Here are the steps needed to plan a successful intervention.
- Get Professional Help- Any intervention should begin by speaking to and getting the assistance of a professional counselor who has training in staging an intervention. This may be an addiction specialist, a mental health professional, or a professional interventionist. Speak to them regarding how to stage the intervention, what to expect, and other issues involved in dealing with an emotional and ill person.
- Do Your Research- Learn the extent of your loved one’s problem and the treatment options that are available to treat the problem and choose one that will be the most beneficial to the addicted person.
- From the Intervention Group- Carefully choose the people who will participate in the intervention.
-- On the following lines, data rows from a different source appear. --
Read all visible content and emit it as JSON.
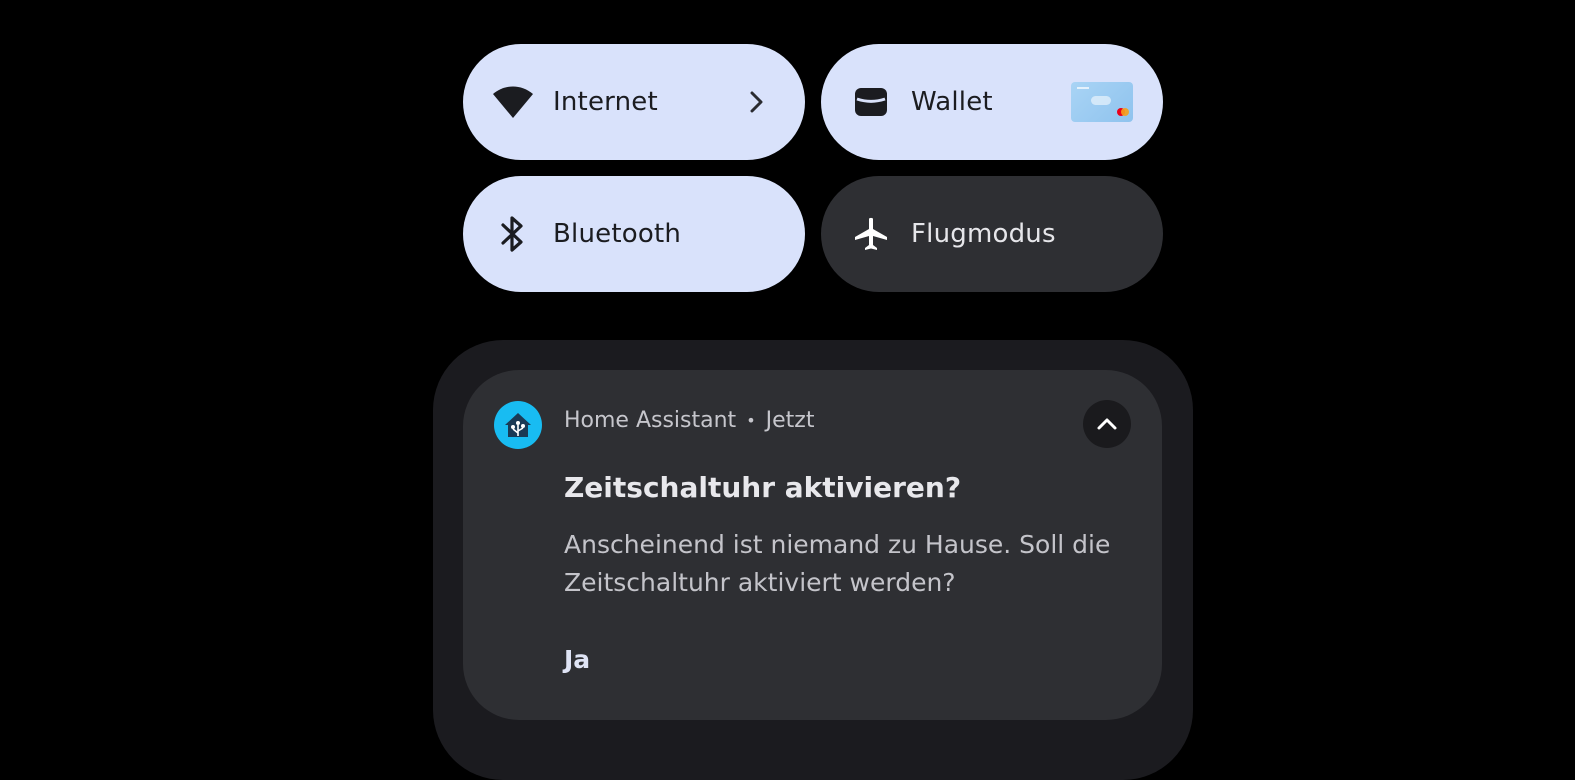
{
  "quick_settings": {
    "tiles": [
      {
        "id": "internet",
        "label": "Internet",
        "state": "on",
        "icon": "wifi-icon"
      },
      {
        "id": "wallet",
        "label": "Wallet",
        "state": "on",
        "icon": "wallet-icon"
      },
      {
        "id": "bluetooth",
        "label": "Bluetooth",
        "state": "on",
        "icon": "bluetooth-icon"
      },
      {
        "id": "flugmodus",
        "label": "Flugmodus",
        "state": "off",
        "icon": "airplane-icon"
      }
    ]
  },
  "notification": {
    "app_name": "Home Assistant",
    "separator": "•",
    "time": "Jetzt",
    "title": "Zeitschaltuhr aktivieren?",
    "body": "Anscheinend ist niemand zu Hause. Soll die Zeitschaltuhr aktiviert werden?",
    "action_label": "Ja",
    "app_icon": "home-assistant-icon",
    "app_icon_color": "#18bcf2"
  },
  "colors": {
    "tile_on": "#d9e2fb",
    "tile_off": "#2e2f33",
    "card_bg": "#2e2f33",
    "shade_bg": "#1b1b1f"
  }
}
Plan the date and time and how to get the addicted person to the venue without revealing what is going to happen. Plan what you will say keeping the message consistent, practice what you will say and if possible role-play the intervention to help prepared you for the addicted person’s reaction so that you can remain calm.
- What Will the Consequences Be?- Each person that is part of the intervention will have to decide what consequences they will give the addicted person if they don’t seek and treatment and be prepared to follow through on those consequences.
- Hold the Meeting- Keep calm, follow your agenda, and be prepared to help your addicted love one enter treatment immediately if they decide to do that. Also, be prepared for their refusal and to go through with the consequences if they do not seek treatment.
- Follow Up- If your loved one does enter treatment then be prepared to help them in any way possible by seeking counseling yourself, joining in their counseling sessions, changing everyday patterns of behavior to help your loved one fall back into their destructive behaviors.
While staging an intervention may seem like a harsh move, it may just help to save to your loved one’s life and their future.